Riemann-integrable function is $\mathcal F$-integrable. If a function is Riemann integrable, we can approximate it from below and from above by step functions $g$ and $h$ in such way that $g\le f\le h$ and the function $g$ and $y$ can be made arbitrarily close in the sense $$\int_a^b (h(t)-g(t)) \;\mathrm{d} t<\varepsilon.$$ Notice that we can arbitrarily change values in the points belonging to partition, since we assume that $h(t) \ge \sup\limits_{t\in[a_i,a_{i+1}]} f(t)$ on each interval from the partition (and similarly for $g$). So we can also assume that $g$ and $h$ are upper and lower semicontinuous, respectively. Therefore we get $$D^+v \le g \le f \le h \le D^-u$$ for $v$ and $u$ defined as above.

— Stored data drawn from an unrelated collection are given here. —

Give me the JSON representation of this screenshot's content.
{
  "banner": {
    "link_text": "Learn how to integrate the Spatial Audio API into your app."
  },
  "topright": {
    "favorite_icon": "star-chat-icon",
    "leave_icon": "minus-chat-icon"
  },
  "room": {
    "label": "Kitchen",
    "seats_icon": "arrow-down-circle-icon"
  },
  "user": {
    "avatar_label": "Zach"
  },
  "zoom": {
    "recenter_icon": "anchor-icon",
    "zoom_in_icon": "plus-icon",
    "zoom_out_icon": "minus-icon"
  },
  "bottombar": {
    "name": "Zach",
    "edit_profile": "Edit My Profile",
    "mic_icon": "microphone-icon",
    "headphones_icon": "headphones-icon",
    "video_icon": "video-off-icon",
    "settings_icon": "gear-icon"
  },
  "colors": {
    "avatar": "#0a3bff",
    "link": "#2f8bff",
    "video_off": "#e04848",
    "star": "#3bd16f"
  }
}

Moreover, $v$ and $u$ are piecewise linear and we have $$\int_a^b g(t) \;\mathrm{d} t=\rozd abv \qquad \int_a^b h(t) \;\mathrm{d} t=\rozd abu.$$ So in this way we get the $f$ is $\mathcal F$-integrable if $\mathcal F$ is the class of piecewise linear functions.
For $C^1$-functions basically the same argument works, but we need to show that Riemann integrable function $f$ can be approximated by continuous functions $h$ and $g$. To achieve this we simply modify the step functions by adding small enough triangles. In this way we get $g$ and $h$ which are piecewise linear continuous functions and their indefinite integrals $u$ and $v$ are $C^1$.
Remark. We could get in a similar way $C^\infty$-functions. Instead of a small triangle we would use some kind of mollifier.$\endgroup$